Why do the same infrastructure security failures repeat across technology generations?

The fairy dust doesn’t disappear — it moves one abstraction layer higher. 2014: “everyone’s looking at the code.” 2024: “our tooling is trustworthy.” 2026: “our AI deployment is safe.” The pattern is structurally identical. Only the substrate changes.

The ROI problem

Why are open source maintainers prime targets for nation-state attacks?

Because the ROI is extraordinary: two weeks of social engineering to own 100 million weekly downloads; two years to own a transitive dependency of sshd. The economics of targeting volunteer maintainers only improve as package footprints grow and audit resources stay flat.

The governance gap

Why do good intentions fail to produce durable security governance?

Because both the OSS social contract and the Glasswing Doctrine are built on voluntary behavior at a scale they were never designed for. Glasswing is voluntary restraint by one company. The OSS model was voluntary contribution by scattered individuals. Season 3 asks what “durable” actually requires structurally.

The velocity mismatch

What changes when AI discovers vulnerabilities faster than humans can patch them?

Discovery becomes essentially free, and the entire bottleneck shifts to everything that comes after: triage, coordination, patch development, deployment, compliance reporting. Mythos finds bugs at machine speed; patches still ship at human speed. Season 3 maps the 18-month gap between those two curves.

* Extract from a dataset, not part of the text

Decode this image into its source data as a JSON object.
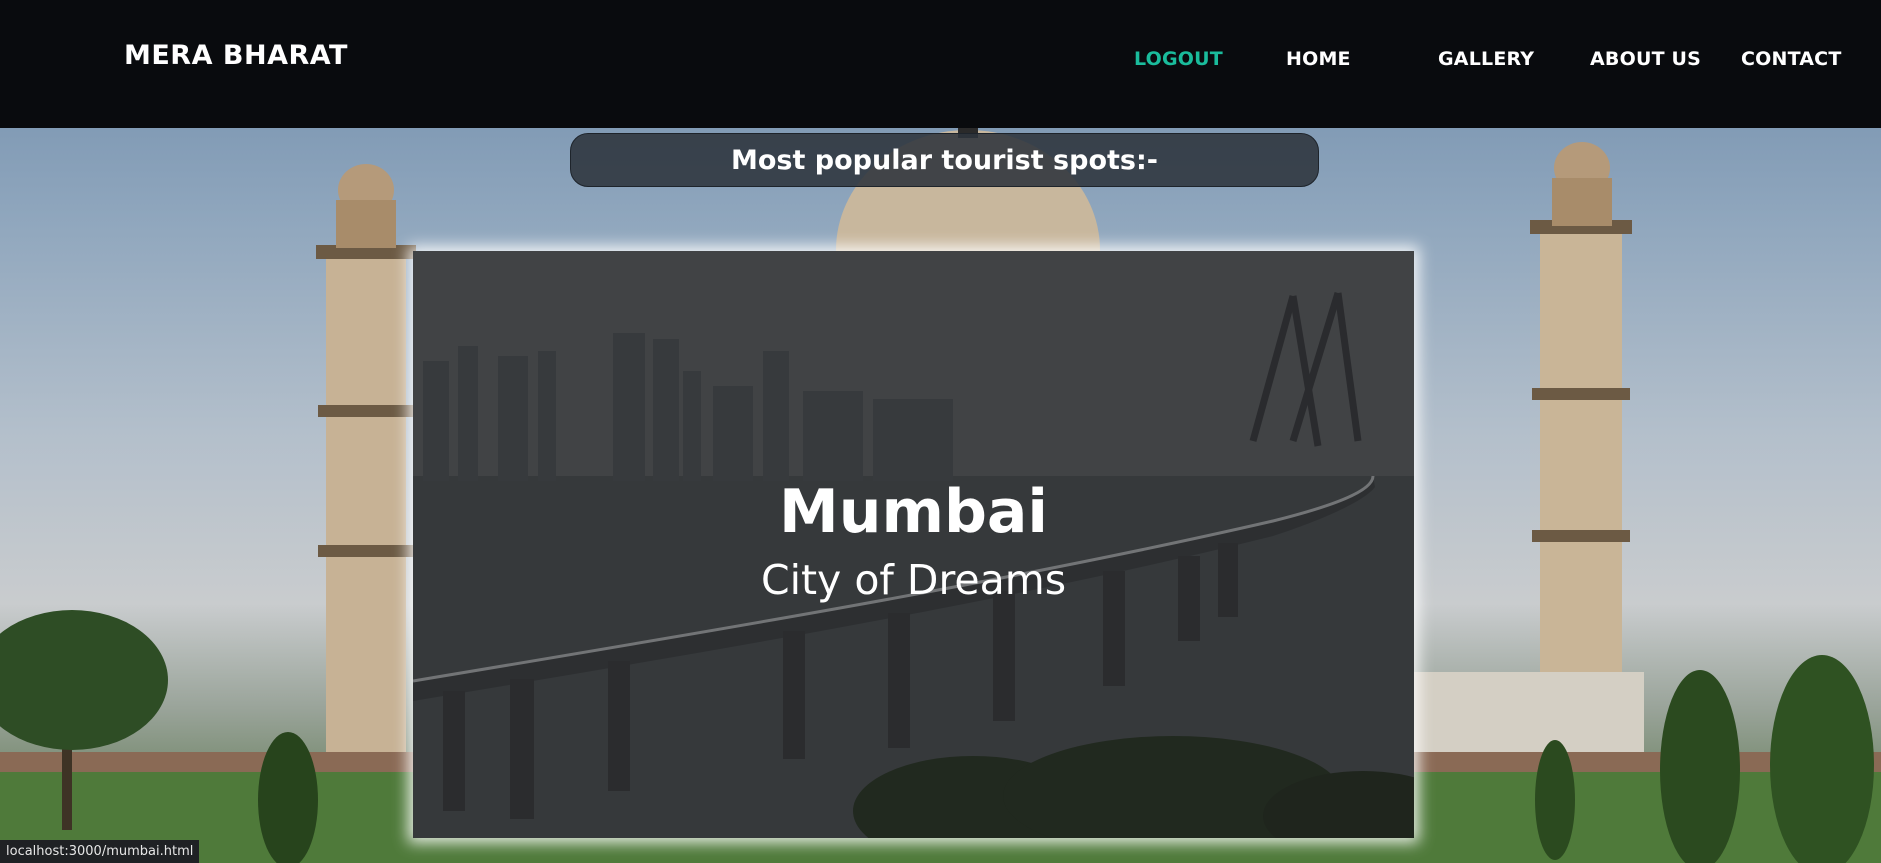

For different ways to digest this information and explore the underlying thoughts, I compiled the original briefing documents, infographics, and multimedia discussions accompanying the series.

Multimedia & Discussions

Listen to or watch deep-dive discussions breaking down the key concepts from the series.

Executive Briefings & Decks

The original documents framing the strategic implications of Project Glasswing.

Infographics & Visuals

Visual aids and cover art summarizing the twelve-year timeline and attack models.

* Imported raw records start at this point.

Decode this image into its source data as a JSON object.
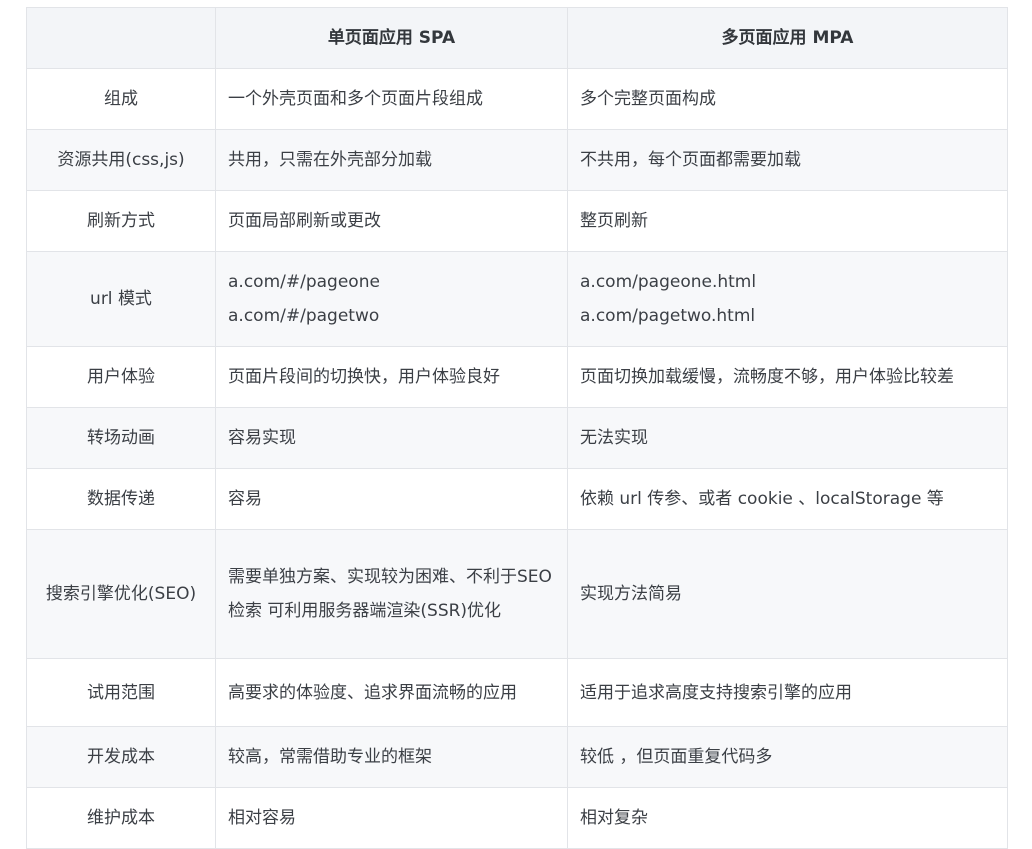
{
  "header": {
    "col0": "",
    "col1": "单页面应用 SPA",
    "col2": "多页面应用 MPA"
  },
  "rows": [
    {
      "key": "组成",
      "spa": [
        "一个外壳页面和多个页面片段组成"
      ],
      "mpa": [
        "多个完整页面构成"
      ]
    },
    {
      "key": "资源共用(css,js)",
      "spa": [
        "共用，只需在外壳部分加载"
      ],
      "mpa": [
        "不共用，每个页面都需要加载"
      ]
    },
    {
      "key": "刷新方式",
      "spa": [
        "页面局部刷新或更改"
      ],
      "mpa": [
        "整页刷新"
      ]
    },
    {
      "key": "url  模式",
      "spa": [
        "a.com/#/pageone",
        "a.com/#/pagetwo"
      ],
      "mpa": [
        "a.com/pageone.html",
        "a.com/pagetwo.html"
      ]
    },
    {
      "key": "用户体验",
      "spa": [
        "页面片段间的切换快，用户体验良好"
      ],
      "mpa": [
        "页面切换加载缓慢，流畅度不够，用户体验比较差"
      ]
    },
    {
      "key": "转场动画",
      "spa": [
        "容易实现"
      ],
      "mpa": [
        "无法实现"
      ]
    },
    {
      "key": "数据传递",
      "spa": [
        "容易"
      ],
      "mpa": [
        "依赖  url 传参、或者 cookie  、localStorage 等"
      ]
    },
    {
      "key": "搜索引擎优化(SEO)",
      "spa": [
        "需要单独方案、实现较为困难、不利于SEO 检索  可利用服务器端渲染(SSR)优化"
      ],
      "mpa": [
        "实现方法简易"
      ]
    },
    {
      "key": "试用范围",
      "spa": [
        "高要求的体验度、追求界面流畅的应用"
      ],
      "mpa": [
        "适用于追求高度支持搜索引擎的应用"
      ]
    },
    {
      "key": "开发成本",
      "spa": [
        "较高，常需借助专业的框架"
      ],
      "mpa": [
        "较低  ，但页面重复代码多"
      ]
    },
    {
      "key": "维护成本",
      "spa": [
        "相对容易"
      ],
      "mpa": [
        "相对复杂"
      ]
    }
  ]
}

“Project Butterfly of Damocles: named for the moment you realize the sword has been hanging above the internet since 1998 — and that the thread was always a volunteer with a day job.”

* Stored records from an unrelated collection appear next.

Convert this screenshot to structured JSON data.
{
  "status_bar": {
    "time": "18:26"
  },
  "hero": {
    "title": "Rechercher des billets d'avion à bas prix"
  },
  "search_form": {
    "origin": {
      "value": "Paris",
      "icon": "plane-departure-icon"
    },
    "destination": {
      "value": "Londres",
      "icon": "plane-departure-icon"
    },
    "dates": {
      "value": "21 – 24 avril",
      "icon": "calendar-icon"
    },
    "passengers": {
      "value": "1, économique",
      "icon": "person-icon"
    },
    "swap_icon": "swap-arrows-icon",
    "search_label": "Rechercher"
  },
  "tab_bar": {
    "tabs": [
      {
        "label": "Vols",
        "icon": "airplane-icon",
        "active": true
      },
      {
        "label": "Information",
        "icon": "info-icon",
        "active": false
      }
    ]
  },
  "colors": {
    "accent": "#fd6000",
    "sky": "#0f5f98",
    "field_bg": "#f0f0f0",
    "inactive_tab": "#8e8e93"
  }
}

— Series concept note, April 2026

Episodes 01–06 are available now. Episodes marked [Forthcoming] (07–09) are scheduled for Q2–Q3 2026 and describe events as they develop — they are clearly distinguished from the documented incidents in earlier episodes. Subscribe to the Morphogenetic SOC newsletter at securesql.info for release notifications.


Conflict of interest disclosure

The author is affiliated with Project Glasswing. This post reflects the author’s independent analysis and opinions only, and does not represent the views or positions of Anthropic, Project Glasswing, or any Glasswing launch partner. Readers should weigh the author’s affiliation accordingly when evaluating assessments of the initiative’s merits and limitations.